Explain what metadata is and give one example related to image files.

📝

Metadata is data describing other data.

Example: EXIF metadata in photos—camera type, timestamp, GPS location, resolution.

Question 35

Describe Bell’s Law and give an example of a possible future computing class.

📝

Bell’s Law states that roughly every decade, new computer classes emerge through advances in technology.

Example: Wearable AI or quantum-edge devices as the next class after smartphones.

Question 36

What is data governance, and why is it important in organisations?

📝

Data governance defines policies for who can access, manage, and protect data.

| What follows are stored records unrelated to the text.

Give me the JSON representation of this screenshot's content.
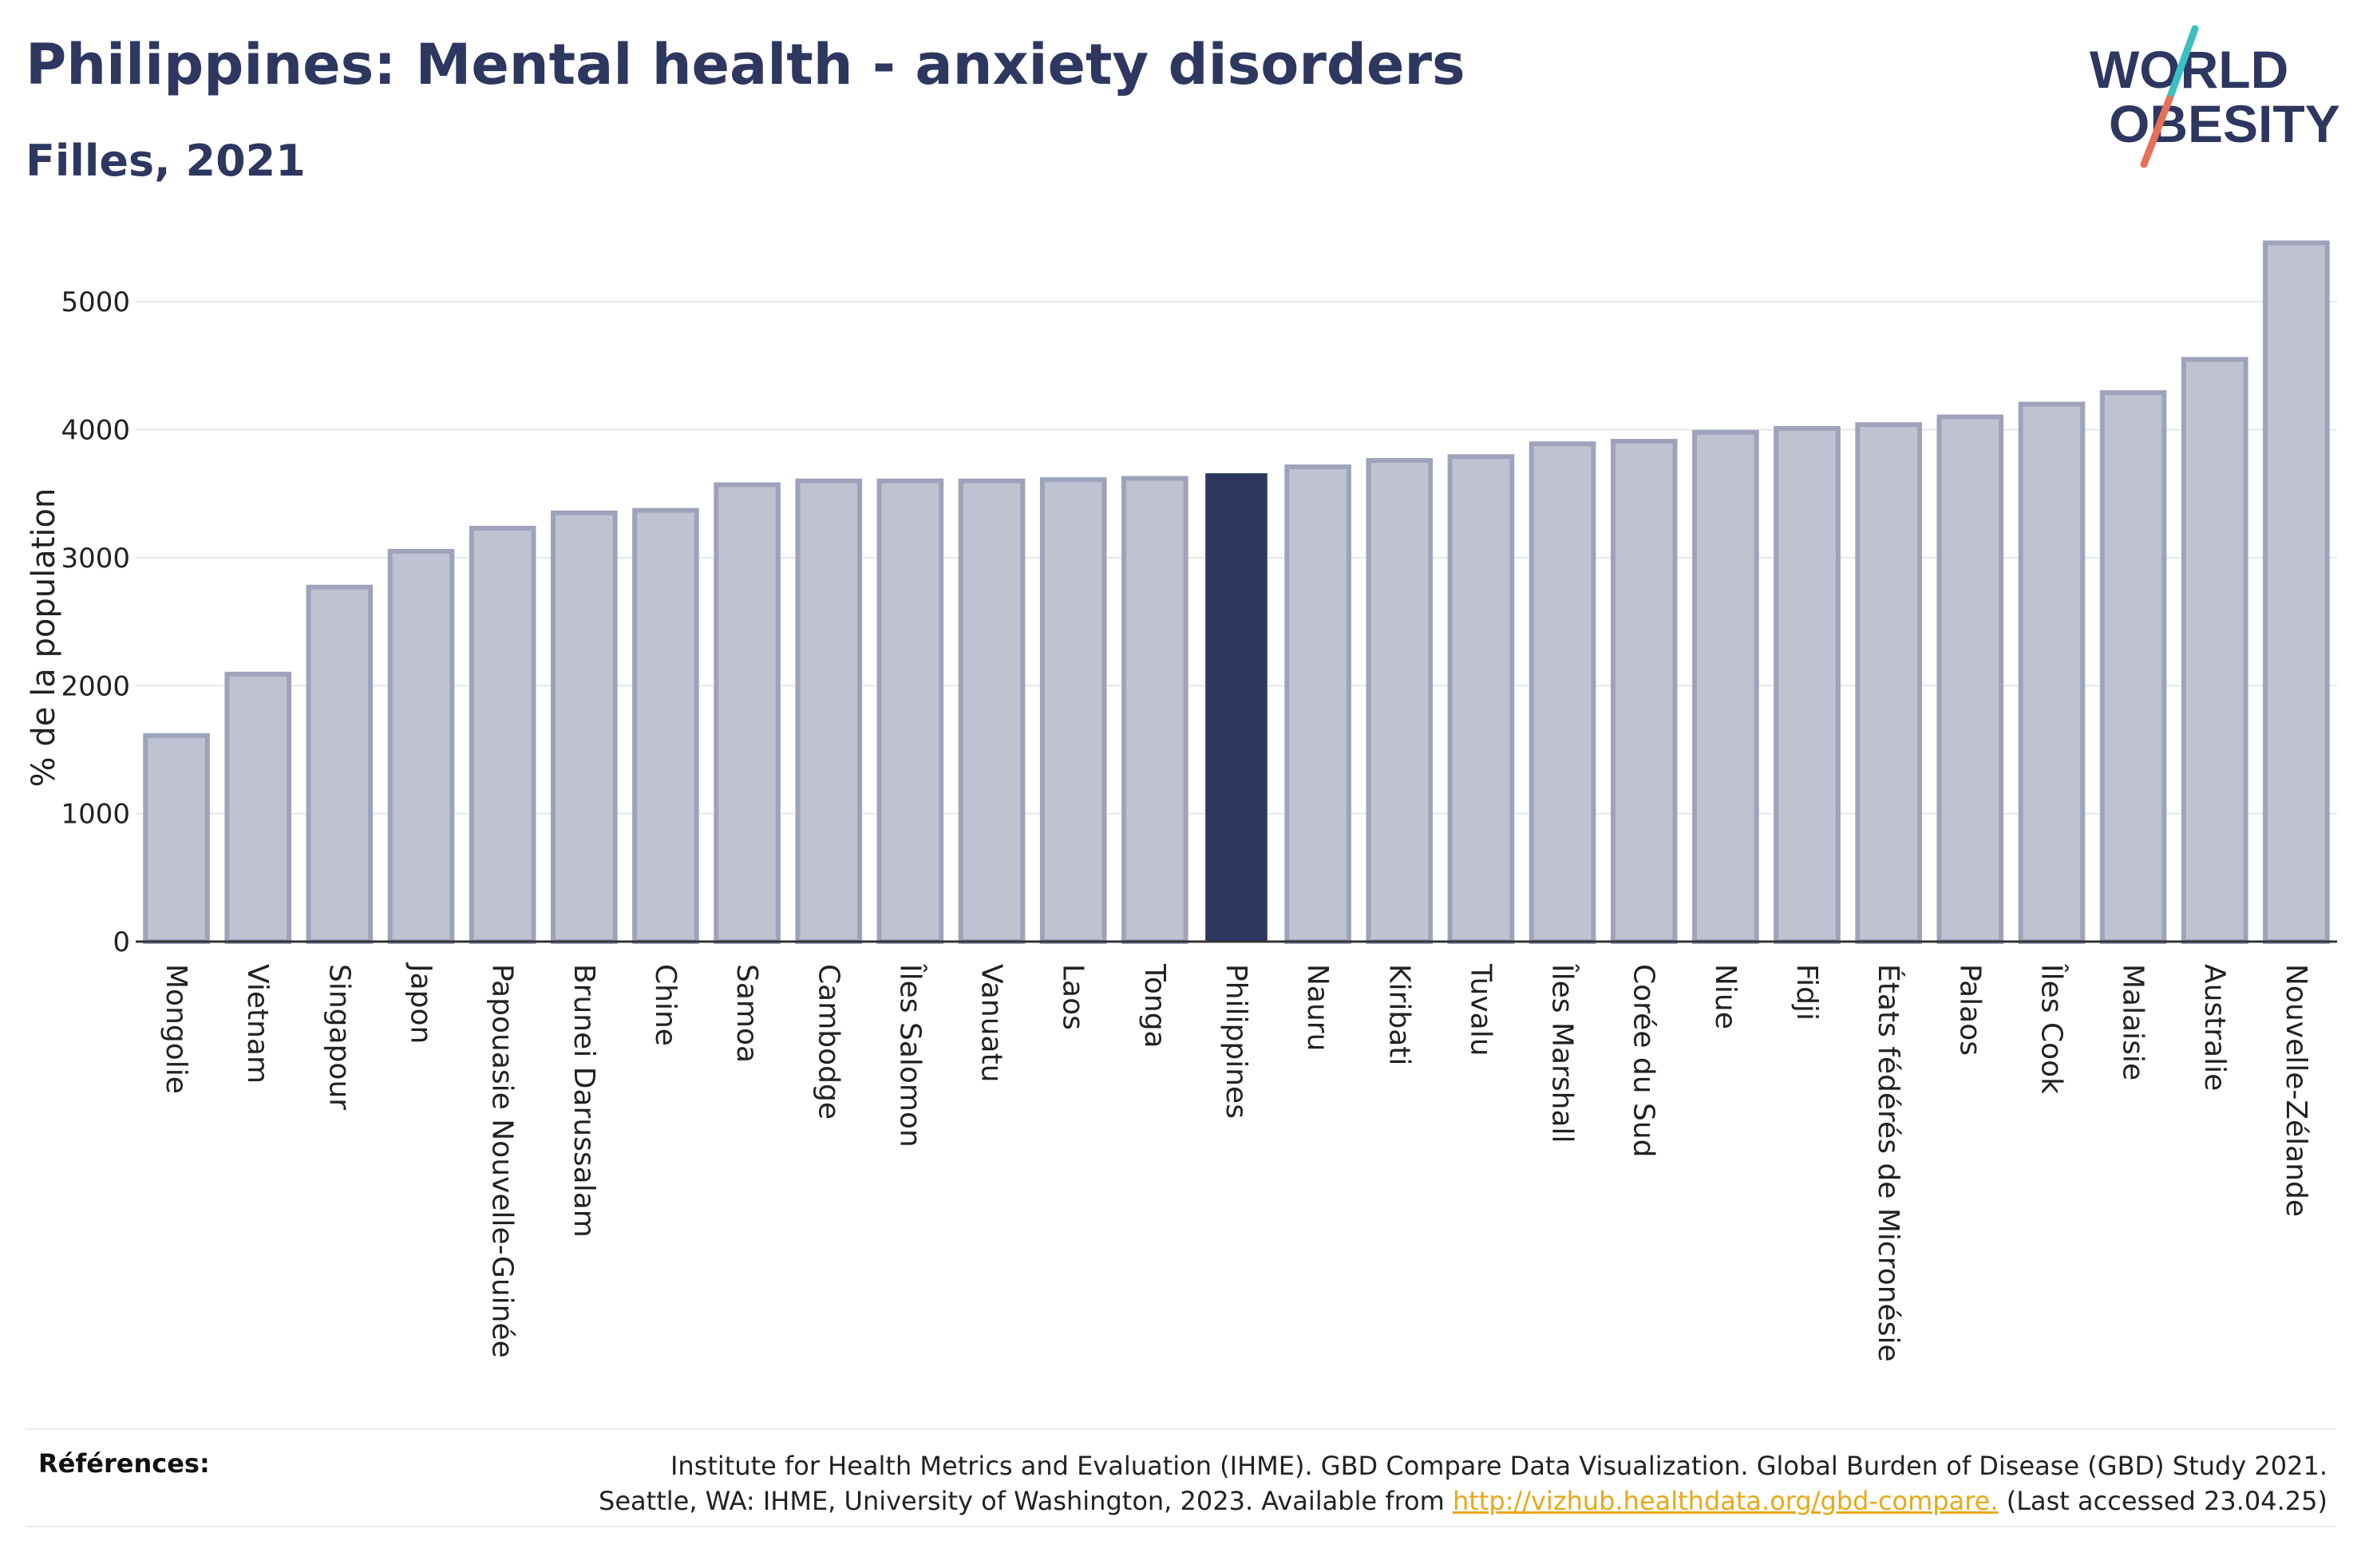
{
  "header": {
    "title": "Philippines: Mental health - anxiety disorders",
    "subtitle": "Filles, 2021"
  },
  "logo": {
    "line1": "WORLD",
    "line2": "OBESITY",
    "colors": {
      "text": "#2d3760",
      "slash_teal": "#3bbfc0",
      "slash_coral": "#e8705a"
    }
  },
  "colors": {
    "bar_default": "#bfc2d0",
    "bar_stroke": "#9ea3bb",
    "bar_highlight": "#2d3760",
    "grid": "#e6e7ec",
    "axis": "#333333"
  },
  "chart_data": {
    "type": "bar",
    "ylabel": "% de la population",
    "ylim": [
      0,
      5500
    ],
    "yticks": [
      0,
      1000,
      2000,
      3000,
      4000,
      5000
    ],
    "grid": true,
    "highlight": "Philippines",
    "categories": [
      "Mongolie",
      "Vietnam",
      "Singapour",
      "Japon",
      "Papouasie Nouvelle-Guinée",
      "Brunei Darussalam",
      "Chine",
      "Samoa",
      "Cambodge",
      "Îles Salomon",
      "Vanuatu",
      "Laos",
      "Tonga",
      "Philippines",
      "Nauru",
      "Kiribati",
      "Tuvalu",
      "Îles Marshall",
      "Corée du Sud",
      "Niue",
      "Fidji",
      "États fédérés de Micronésie",
      "Palaos",
      "Îles Cook",
      "Malaisie",
      "Australie",
      "Nouvelle-Zélande"
    ],
    "values": [
      1610,
      2090,
      2770,
      3050,
      3230,
      3350,
      3370,
      3570,
      3600,
      3600,
      3600,
      3610,
      3620,
      3660,
      3710,
      3760,
      3790,
      3890,
      3910,
      3980,
      4010,
      4040,
      4100,
      4200,
      4290,
      4550,
      5460
    ]
  },
  "references": {
    "label": "Références:",
    "line1": "Institute for Health Metrics and Evaluation (IHME). GBD Compare Data Visualization. Global Burden of Disease (GBD) Study 2021.",
    "line2_prefix": "Seattle, WA: IHME, University of Washington, 2023. Available from ",
    "link": "http://vizhub.healthdata.org/gbd-compare.",
    "line2_suffix": " (Last accessed 23.04.25)"
  }
}
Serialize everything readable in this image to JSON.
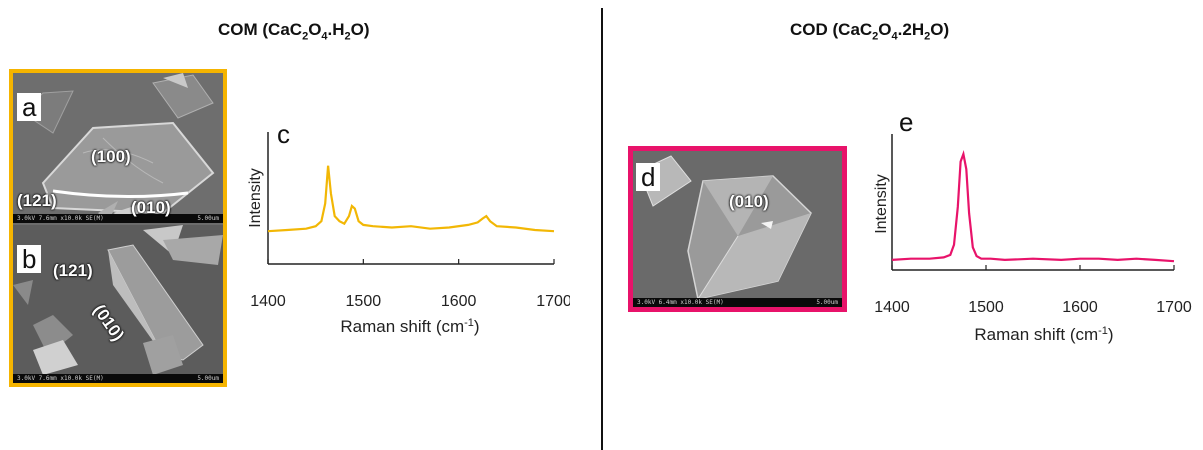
{
  "left": {
    "title": "COM (CaC",
    "title_sub1": "2",
    "title_mid": "O",
    "title_sub2": "4",
    "title_tail": ".H",
    "title_sub3": "2",
    "title_end": "O)",
    "frame_color": "#f5b400",
    "panel_a": {
      "letter": "a",
      "faces": [
        "(100)",
        "(121)",
        "(010)"
      ],
      "infobar": "3.0kV 7.6mm x10.0k SE(M)",
      "scale": "5.00um"
    },
    "panel_b": {
      "letter": "b",
      "faces": [
        "(121)",
        "(010)"
      ],
      "infobar": "3.0kV 7.6mm x10.0k SE(M)",
      "scale": "5.00um"
    }
  },
  "right": {
    "title": "COD (CaC",
    "title_sub1": "2",
    "title_mid": "O",
    "title_sub2": "4",
    "title_tail": ".2H",
    "title_sub3": "2",
    "title_end": "O)",
    "frame_color": "#e8136a",
    "panel_d": {
      "letter": "d",
      "faces": [
        "(010)"
      ],
      "infobar": "3.0kV 6.4mm x10.0k SE(M)",
      "scale": "5.00um"
    }
  },
  "chart_data": [
    {
      "type": "line",
      "panel": "c",
      "xlabel": "Raman shift (cm",
      "xlabel_sup": "-1",
      "xlabel_end": ")",
      "ylabel": "Intensity",
      "xlim": [
        1400,
        1700
      ],
      "xticks": [
        "1400",
        "1500",
        "1600",
        "1700"
      ],
      "ylim": [
        0,
        1
      ],
      "color": "#f2b705",
      "series": [
        {
          "x": [
            1400,
            1420,
            1440,
            1450,
            1456,
            1460,
            1463,
            1466,
            1470,
            1475,
            1480,
            1485,
            1488,
            1491,
            1495,
            1500,
            1510,
            1530,
            1550,
            1570,
            1590,
            1610,
            1620,
            1625,
            1629,
            1633,
            1640,
            1660,
            1680,
            1700
          ],
          "values": [
            0.26,
            0.27,
            0.28,
            0.3,
            0.34,
            0.48,
            0.78,
            0.56,
            0.38,
            0.34,
            0.32,
            0.38,
            0.46,
            0.44,
            0.34,
            0.31,
            0.3,
            0.29,
            0.3,
            0.28,
            0.29,
            0.31,
            0.33,
            0.36,
            0.38,
            0.34,
            0.3,
            0.29,
            0.27,
            0.26
          ]
        }
      ]
    },
    {
      "type": "line",
      "panel": "e",
      "xlabel": "Raman shift (cm",
      "xlabel_sup": "-1",
      "xlabel_end": ")",
      "ylabel": "Intensity",
      "xlim": [
        1400,
        1700
      ],
      "xticks": [
        "1400",
        "1500",
        "1600",
        "1700"
      ],
      "ylim": [
        0,
        1
      ],
      "color": "#e8136a",
      "series": [
        {
          "x": [
            1400,
            1420,
            1440,
            1455,
            1462,
            1466,
            1470,
            1473,
            1476,
            1479,
            1482,
            1486,
            1490,
            1495,
            1505,
            1520,
            1550,
            1580,
            1600,
            1620,
            1640,
            1660,
            1680,
            1700
          ],
          "values": [
            0.08,
            0.09,
            0.09,
            0.1,
            0.12,
            0.2,
            0.5,
            0.86,
            0.92,
            0.8,
            0.45,
            0.18,
            0.11,
            0.09,
            0.09,
            0.08,
            0.09,
            0.08,
            0.09,
            0.09,
            0.08,
            0.09,
            0.08,
            0.07
          ]
        }
      ]
    }
  ]
}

It ensures ethical use, consistency, and compliance with regulations.

Question 37

Explain the difference between privacy, confidentiality, and security.

📝

Privacy: Control over how personal data is shared.

Confidentiality: Keeping sensitive information secret.

Security: Technical protection preventing unauthorised access or misuse.

Question 38

What is an API and how can it be used to collect data for a project?

📝

An API (Application Programming Interface) lets software communicate with other systems.

Developers can request external data (e.g. weather API) for analysis.

Question 39

Explain one real-world use of machine learning in daily life.

📝

Machine learning powers everyday tools such as email spam filters, movie recommendations, and facial recognition on smartphones.

Question 40

What does a loss function measure and how is it used during training?

📝

A loss function measures the difference between predicted and actual values.

Training algorithms minimise this loss to improve model accuracy.